WHEN IS A DIVIDEND NOT A DIVIDEND?
No, not a low quality joke from my Dad, I promise! Many small limited companies set up their directors pay so that they have a small monthly salary that is tax efficient and then top it up with monthly or quarterly dividends – which is perfectly legal and tax efficient, but there are a few key things to remember:
Does the business have “distributable reserves”?
I know I try and avoid getting technical on here, but sometimes it can’t be helped. In order to pay dividends the business needs to have “distributable reserves” in basic terms it needs to have accumulated profits which means not just the current year being profitable but from when it started to trade, there can be losses in there from some years but overall it needs to add up to a profit.
You need to look back at how your business has traded over the past years and take all those profits after tax less any dividends and if it’s a positive number then you are OK to pay a dividend, if it’s negative you aren’t.

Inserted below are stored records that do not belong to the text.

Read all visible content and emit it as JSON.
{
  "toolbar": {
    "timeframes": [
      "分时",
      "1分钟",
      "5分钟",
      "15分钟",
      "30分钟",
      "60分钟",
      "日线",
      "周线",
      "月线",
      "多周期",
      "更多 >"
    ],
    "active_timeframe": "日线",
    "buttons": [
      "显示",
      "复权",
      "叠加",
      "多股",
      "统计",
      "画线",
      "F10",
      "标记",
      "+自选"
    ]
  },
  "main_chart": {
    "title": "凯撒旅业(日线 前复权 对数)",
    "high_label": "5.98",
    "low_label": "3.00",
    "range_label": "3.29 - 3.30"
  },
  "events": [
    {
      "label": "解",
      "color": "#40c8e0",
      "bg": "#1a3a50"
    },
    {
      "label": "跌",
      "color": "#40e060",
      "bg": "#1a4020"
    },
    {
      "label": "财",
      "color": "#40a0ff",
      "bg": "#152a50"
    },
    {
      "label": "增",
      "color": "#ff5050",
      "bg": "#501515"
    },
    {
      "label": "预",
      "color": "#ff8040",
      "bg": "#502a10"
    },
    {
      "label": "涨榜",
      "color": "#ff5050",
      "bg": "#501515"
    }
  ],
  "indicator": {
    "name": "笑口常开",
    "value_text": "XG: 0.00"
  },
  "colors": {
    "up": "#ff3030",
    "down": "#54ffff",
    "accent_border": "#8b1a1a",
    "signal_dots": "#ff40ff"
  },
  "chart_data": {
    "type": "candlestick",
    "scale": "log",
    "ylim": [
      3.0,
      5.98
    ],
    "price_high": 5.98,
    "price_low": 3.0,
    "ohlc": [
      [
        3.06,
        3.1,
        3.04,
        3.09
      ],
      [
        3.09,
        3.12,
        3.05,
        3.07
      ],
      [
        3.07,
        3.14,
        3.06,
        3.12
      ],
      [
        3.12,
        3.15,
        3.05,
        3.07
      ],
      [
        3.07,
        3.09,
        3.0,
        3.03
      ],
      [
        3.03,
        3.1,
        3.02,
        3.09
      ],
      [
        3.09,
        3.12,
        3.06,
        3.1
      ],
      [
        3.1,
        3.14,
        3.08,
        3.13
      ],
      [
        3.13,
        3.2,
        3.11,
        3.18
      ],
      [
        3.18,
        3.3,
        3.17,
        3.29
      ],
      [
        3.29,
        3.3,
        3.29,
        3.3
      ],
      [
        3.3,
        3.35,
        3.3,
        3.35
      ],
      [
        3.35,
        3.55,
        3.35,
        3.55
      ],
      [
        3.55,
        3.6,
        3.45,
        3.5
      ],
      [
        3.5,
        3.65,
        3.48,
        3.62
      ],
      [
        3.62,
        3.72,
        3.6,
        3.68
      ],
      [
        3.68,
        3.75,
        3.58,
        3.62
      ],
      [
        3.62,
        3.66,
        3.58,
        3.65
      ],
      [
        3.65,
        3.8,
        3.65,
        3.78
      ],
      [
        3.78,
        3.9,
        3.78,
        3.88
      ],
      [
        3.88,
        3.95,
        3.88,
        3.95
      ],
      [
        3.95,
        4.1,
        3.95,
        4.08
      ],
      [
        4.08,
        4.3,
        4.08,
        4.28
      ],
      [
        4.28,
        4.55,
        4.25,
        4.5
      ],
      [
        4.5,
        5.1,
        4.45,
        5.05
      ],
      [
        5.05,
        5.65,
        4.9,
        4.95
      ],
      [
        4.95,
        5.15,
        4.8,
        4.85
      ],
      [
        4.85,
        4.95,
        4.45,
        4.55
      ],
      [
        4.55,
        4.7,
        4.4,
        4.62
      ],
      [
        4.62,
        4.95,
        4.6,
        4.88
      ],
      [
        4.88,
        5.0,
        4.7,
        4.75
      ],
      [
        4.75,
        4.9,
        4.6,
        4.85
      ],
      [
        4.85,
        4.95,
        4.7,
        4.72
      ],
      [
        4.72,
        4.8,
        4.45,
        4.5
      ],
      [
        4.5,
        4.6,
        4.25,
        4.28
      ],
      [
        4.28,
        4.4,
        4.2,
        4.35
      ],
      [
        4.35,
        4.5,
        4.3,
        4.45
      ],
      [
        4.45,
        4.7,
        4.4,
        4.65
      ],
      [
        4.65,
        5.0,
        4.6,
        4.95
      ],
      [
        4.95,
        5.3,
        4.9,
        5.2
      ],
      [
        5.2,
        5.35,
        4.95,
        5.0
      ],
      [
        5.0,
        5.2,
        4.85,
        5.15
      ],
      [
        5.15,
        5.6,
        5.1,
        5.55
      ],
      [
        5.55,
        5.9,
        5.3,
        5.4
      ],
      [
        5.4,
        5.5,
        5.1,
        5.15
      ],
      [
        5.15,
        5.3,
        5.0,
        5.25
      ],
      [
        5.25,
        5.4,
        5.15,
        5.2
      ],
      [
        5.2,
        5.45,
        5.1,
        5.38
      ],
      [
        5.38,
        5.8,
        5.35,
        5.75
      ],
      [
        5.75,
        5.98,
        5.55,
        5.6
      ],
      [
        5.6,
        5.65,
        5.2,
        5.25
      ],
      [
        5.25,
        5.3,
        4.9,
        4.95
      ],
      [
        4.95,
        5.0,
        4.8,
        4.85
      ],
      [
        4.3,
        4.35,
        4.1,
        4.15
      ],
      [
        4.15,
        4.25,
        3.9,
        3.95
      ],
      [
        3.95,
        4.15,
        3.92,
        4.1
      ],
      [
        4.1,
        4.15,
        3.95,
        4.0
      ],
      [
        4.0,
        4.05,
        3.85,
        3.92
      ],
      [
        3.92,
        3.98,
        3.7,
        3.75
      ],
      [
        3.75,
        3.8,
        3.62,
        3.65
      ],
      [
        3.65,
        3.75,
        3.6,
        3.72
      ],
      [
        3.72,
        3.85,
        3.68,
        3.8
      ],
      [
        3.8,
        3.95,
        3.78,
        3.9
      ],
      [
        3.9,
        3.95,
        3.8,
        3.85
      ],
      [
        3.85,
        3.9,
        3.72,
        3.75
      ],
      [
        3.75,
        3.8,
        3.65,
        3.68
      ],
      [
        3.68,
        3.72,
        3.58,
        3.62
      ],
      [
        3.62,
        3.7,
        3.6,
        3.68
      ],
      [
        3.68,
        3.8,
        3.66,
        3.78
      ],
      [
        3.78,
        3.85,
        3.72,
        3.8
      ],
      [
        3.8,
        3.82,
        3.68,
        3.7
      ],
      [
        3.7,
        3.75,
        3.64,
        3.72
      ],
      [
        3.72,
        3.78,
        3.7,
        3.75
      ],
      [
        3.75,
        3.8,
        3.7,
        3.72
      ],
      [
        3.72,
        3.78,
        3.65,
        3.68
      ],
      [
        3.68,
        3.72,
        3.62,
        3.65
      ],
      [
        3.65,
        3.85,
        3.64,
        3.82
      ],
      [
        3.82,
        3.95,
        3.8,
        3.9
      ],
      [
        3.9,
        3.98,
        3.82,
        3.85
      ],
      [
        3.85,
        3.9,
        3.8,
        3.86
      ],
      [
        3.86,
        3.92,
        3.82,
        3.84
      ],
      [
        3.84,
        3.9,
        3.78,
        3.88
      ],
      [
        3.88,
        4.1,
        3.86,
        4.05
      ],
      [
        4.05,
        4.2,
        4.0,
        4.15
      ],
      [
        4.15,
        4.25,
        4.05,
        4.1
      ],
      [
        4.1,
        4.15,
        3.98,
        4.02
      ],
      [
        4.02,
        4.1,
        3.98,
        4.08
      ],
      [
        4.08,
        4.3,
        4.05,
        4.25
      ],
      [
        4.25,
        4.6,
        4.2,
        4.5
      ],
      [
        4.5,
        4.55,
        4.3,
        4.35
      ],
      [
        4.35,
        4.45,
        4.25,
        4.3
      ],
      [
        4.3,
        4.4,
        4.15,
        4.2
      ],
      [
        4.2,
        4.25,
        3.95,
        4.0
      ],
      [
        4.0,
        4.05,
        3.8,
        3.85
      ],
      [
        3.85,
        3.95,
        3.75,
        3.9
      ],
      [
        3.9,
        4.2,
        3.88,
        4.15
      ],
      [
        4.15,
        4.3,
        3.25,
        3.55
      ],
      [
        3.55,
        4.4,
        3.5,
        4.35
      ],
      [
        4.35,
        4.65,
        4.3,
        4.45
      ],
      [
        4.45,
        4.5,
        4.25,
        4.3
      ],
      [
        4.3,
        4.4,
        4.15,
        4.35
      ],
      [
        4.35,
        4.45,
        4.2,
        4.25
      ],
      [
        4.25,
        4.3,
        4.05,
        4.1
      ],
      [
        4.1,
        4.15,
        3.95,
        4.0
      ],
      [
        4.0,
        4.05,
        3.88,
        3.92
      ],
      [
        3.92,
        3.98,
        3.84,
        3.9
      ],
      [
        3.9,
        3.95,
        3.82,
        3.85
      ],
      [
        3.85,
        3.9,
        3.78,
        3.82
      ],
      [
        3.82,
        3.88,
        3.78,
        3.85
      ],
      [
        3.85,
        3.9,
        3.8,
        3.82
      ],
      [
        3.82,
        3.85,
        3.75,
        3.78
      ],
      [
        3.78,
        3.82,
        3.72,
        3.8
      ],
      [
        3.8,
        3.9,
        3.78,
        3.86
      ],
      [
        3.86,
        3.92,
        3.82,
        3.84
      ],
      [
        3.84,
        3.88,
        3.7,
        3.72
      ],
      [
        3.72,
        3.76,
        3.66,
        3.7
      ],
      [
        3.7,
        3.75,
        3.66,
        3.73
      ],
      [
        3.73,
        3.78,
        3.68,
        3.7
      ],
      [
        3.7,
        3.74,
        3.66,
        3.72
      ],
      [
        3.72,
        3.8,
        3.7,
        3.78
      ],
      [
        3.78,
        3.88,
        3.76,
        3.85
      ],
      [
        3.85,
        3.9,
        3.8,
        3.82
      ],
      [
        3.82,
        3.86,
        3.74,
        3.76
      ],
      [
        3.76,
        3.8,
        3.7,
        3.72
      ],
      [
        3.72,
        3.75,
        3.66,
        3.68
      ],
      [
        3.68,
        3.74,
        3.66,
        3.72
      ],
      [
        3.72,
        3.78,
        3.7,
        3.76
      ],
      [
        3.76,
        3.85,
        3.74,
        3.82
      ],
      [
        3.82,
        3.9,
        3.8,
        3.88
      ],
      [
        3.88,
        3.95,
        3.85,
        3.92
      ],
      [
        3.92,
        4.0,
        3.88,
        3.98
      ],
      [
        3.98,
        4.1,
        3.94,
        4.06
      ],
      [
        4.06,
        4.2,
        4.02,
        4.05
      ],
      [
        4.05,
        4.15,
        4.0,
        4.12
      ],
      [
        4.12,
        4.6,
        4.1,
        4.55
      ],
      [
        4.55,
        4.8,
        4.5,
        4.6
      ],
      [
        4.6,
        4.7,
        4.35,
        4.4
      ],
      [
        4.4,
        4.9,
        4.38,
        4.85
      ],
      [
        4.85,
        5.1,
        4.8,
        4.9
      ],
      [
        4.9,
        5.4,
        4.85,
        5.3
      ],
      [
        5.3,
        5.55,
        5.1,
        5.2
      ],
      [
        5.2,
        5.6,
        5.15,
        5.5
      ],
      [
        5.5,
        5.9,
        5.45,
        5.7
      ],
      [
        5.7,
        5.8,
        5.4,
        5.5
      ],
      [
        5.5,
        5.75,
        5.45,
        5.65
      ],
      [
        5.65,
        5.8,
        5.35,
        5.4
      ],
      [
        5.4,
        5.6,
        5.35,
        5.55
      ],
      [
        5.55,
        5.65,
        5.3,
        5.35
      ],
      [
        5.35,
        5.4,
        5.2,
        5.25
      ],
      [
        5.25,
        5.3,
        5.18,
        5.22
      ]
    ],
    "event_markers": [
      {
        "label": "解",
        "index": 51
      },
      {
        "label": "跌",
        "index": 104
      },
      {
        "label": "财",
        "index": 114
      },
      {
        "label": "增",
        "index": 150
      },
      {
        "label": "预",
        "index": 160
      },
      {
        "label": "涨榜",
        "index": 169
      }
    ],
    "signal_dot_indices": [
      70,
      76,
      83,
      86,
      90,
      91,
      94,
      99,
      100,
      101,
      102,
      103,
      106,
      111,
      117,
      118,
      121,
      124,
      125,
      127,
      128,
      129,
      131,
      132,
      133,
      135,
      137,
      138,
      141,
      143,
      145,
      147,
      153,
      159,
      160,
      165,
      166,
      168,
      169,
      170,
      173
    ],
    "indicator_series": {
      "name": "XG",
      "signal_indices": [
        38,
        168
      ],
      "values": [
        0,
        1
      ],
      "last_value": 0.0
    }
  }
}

These bought forward figures are the opening reserves figure on your balance sheet (your accountant will be able to show you this figure if you are unsure).
There are four different possibilities:
Opening reserves are positive and you have a profit in the year: Dividends are OK
Opening reserves are positive and you have a loss in the year: If these added together are positive then dividends are OK, but if these added together are negative then dividends are not OK
Opening reserves are negative and you have a profit in the year: If these added together are positive then dividends are OK, but if these added together are negative then dividends are not OK
Opening reserves are negative and you have a loss in the year: Dividends are not OK
Dividends can only be paid when you get a “dividends are OK” response .. otherwise they are classed as “illegal dividends” (more on this in a bit).
Does the business have the cash to pay dividends?
Seems a pretty straight forward one – can the business afford to pay you a dividend and also to pay its other liabilities? You should ensure you are leaving enough cash in the business to pay the tax bill and any other bills that you know you need to cover.
Is there a directors’ loan account?
If the business owes cash to the director(s) then repaying this is generally seen as a good idea and this can be repaid even if business cannot pay dividends, this can happen when there are historical losses and the business has turned a corner and is now profitable but hasn’t yet got into an overall positive position. Paying back a directors loan account doesn’t have any tax implications for the business and, unless interest is being paid, doesn’t have any tax implications for the director either.
Oh “bother”, I paid dividends and I shouldn’t have
So, you’ve now gathered that paying a dividend when you shouldn’t isn’t great – it’s technically called an illegal dividend which sounds so much worse than it is. Under the Companies Act 2006, if a dividend has been paid illegally then the shareholders are required technically required to repay them.
For a privately owned company where you are the shareholder and the director, then you aren’t necessarily going to repay these dividends, but they should be treated as loans within the business records and if the business needs the cash back then you would have to, or if the business were to fold then insolvency procedures would need you to repay them.
If you have already declared them in your self assessment then you will need to redo and resubmit that self assessment tax return as well with the correct figures.
So, what should you do so that you get it right?
If you keep your records electronically in software then you can easily check that you are OK to pay a dividend, but if you are running a spreadsheet and your results are more borderline then you won’t necessarily have this information to hand. In this case, you ought to be pulling together some basic financial information each time you want to pay a dividend: income for the year to date less spend for the year to date will give you a basic profit figure. Then take off 19% for your corporation tax to see where you are at. If this plus your opening reserves are positive, then you should be OK. It’s not a precise science as there’s more than it to this for doing your company accounts and corporation tax but it will aid you in these decisions.